I've tried quoting the input/output objects (single and double, plus removing the quotes in the object), wrapping them in []
, using tildes but no joy. Has anyone managed to execute a dataflow job with multiple inputs?
I finally found a solution for this via a huge process of trial and error. There are several steps involved.
--parameters
The --parameters
argument is a dictionary-type argument. There are details on these in a document you can read by typing gcloud topic escaping
in the CLI, but in short it means you'll need an =
between --parameters
and the arguments, and then the format is key=value pairs with the value enclosed in quote marks ("
):
--parameters=inputLocations="object",outputLocations="object"
Then, the objects need the quotes escaping to avoid ending the value prematurely, so
{"location1":"gcs://bucket/whatever"...
Becomes
{\"location1\":\"gcs://bucket/whatever\"...
Next, the CLI gets confused because while the key=value pairs are separated by a comma, the values also have commas in the objects.

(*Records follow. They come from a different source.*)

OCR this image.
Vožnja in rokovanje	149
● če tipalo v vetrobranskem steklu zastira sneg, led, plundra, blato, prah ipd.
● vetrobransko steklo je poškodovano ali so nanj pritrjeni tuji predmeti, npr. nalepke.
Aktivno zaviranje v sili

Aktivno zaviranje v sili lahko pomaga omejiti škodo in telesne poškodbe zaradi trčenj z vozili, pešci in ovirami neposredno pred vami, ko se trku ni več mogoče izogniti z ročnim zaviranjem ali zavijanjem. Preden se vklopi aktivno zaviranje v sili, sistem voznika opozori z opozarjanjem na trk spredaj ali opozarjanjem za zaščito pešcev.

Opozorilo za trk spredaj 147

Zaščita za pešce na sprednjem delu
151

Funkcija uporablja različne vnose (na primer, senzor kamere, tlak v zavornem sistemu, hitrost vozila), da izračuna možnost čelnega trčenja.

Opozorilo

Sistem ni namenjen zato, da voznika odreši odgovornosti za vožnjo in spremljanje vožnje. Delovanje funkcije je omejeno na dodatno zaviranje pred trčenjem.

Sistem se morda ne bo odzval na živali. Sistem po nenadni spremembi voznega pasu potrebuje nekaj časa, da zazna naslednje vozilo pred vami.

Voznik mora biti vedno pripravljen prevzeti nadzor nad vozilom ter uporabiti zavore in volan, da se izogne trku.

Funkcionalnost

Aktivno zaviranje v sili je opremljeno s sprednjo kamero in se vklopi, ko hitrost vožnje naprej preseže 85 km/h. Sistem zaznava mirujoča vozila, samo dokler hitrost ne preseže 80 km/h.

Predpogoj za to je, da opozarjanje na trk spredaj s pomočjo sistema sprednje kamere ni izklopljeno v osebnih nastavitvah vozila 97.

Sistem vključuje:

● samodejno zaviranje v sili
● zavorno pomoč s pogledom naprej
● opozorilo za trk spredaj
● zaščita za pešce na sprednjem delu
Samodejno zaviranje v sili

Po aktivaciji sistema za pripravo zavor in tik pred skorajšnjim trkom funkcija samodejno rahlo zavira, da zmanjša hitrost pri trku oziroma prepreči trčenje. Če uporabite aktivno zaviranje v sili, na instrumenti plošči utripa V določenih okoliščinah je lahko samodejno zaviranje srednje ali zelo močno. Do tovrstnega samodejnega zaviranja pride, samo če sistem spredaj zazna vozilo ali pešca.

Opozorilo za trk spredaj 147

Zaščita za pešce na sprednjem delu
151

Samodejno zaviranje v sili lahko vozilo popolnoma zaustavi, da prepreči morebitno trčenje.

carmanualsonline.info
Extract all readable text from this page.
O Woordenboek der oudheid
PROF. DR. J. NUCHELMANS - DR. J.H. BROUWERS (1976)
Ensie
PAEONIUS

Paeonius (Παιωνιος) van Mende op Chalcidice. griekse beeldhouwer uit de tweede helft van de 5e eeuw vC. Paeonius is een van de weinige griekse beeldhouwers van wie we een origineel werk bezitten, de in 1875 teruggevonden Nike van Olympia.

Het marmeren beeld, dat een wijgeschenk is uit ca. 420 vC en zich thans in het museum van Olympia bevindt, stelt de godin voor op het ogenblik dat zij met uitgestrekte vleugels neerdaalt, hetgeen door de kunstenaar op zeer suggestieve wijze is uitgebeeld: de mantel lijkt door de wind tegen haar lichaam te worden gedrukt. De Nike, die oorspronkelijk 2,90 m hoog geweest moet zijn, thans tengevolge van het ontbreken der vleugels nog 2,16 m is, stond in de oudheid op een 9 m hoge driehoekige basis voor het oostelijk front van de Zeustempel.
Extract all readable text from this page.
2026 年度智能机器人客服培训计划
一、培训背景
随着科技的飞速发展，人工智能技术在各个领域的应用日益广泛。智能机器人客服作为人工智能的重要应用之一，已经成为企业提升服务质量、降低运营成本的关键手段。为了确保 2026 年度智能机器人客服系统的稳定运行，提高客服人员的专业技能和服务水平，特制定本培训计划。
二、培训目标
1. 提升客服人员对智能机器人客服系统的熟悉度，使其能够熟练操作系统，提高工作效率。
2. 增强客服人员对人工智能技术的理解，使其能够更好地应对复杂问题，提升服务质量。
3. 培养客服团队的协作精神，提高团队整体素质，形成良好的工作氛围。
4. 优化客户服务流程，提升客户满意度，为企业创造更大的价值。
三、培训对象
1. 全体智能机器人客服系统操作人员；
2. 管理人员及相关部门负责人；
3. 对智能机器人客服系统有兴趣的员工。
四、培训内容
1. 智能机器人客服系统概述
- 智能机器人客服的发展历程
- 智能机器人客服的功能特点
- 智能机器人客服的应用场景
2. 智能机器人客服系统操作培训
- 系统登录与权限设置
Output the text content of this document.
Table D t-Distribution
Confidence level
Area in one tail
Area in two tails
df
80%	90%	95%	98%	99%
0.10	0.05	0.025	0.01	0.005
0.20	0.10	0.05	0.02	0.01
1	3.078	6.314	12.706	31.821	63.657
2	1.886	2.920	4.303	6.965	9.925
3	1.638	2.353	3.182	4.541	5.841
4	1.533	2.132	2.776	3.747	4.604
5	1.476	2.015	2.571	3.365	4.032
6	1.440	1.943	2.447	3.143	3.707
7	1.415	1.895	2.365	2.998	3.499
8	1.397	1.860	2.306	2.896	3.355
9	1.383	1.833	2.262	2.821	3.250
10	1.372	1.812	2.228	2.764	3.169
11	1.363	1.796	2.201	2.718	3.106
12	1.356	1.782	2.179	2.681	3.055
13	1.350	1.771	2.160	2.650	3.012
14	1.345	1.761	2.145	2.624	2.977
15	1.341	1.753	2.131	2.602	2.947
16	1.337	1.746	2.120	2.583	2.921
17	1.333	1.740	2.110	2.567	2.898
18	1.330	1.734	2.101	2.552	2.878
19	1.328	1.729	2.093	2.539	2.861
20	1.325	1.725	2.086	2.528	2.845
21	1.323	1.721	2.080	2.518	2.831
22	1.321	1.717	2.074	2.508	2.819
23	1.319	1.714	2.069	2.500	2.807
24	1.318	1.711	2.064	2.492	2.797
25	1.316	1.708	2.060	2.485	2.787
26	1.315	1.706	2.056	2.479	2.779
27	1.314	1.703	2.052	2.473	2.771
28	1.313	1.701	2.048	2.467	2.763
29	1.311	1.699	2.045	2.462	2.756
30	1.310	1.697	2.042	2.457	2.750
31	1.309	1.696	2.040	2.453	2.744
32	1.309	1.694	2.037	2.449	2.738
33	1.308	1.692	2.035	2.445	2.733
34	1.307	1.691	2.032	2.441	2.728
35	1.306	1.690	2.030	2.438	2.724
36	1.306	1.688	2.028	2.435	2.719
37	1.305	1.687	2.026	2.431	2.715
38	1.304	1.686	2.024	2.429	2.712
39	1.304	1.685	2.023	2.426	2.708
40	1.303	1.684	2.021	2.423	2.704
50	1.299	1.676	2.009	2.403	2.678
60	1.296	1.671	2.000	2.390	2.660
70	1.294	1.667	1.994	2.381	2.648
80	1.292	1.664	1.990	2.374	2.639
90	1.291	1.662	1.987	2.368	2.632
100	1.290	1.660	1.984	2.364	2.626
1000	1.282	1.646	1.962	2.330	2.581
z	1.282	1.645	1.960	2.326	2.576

So you can define a different separator by putting it between carats (^
) at the start of the argument and between the key=value pairs:
--parameters=^*^inputLocations="{"\location1\":\"...\"}"*outputLocations="{"\location1\":\"...\"}"
I used *
because ;
didn't work - maybe because it marks the end of the CLI command? Who knows.
Note also that the gcloud topic escaping
info says:
In cmd.exe and PowerShell on Windows, ^ is a special character and you must escape it by repeating it. In the following examples, every time you see ^, replace it with ^^^^.
customGcsTempLocation
After all that, I'd forgotten that customGcsTempLocation
needs adding to the key=value pairs in the --parameters
argument. Don't forget to separate it from the others with a *
and enclose it in quote marks again:
...}*customGcsTempLocation="gs://bucket/whatever"
Pretty much none of this is explained in the online documentation, so that's several days of my life I won't get back - hopefully I've helped someone else with this.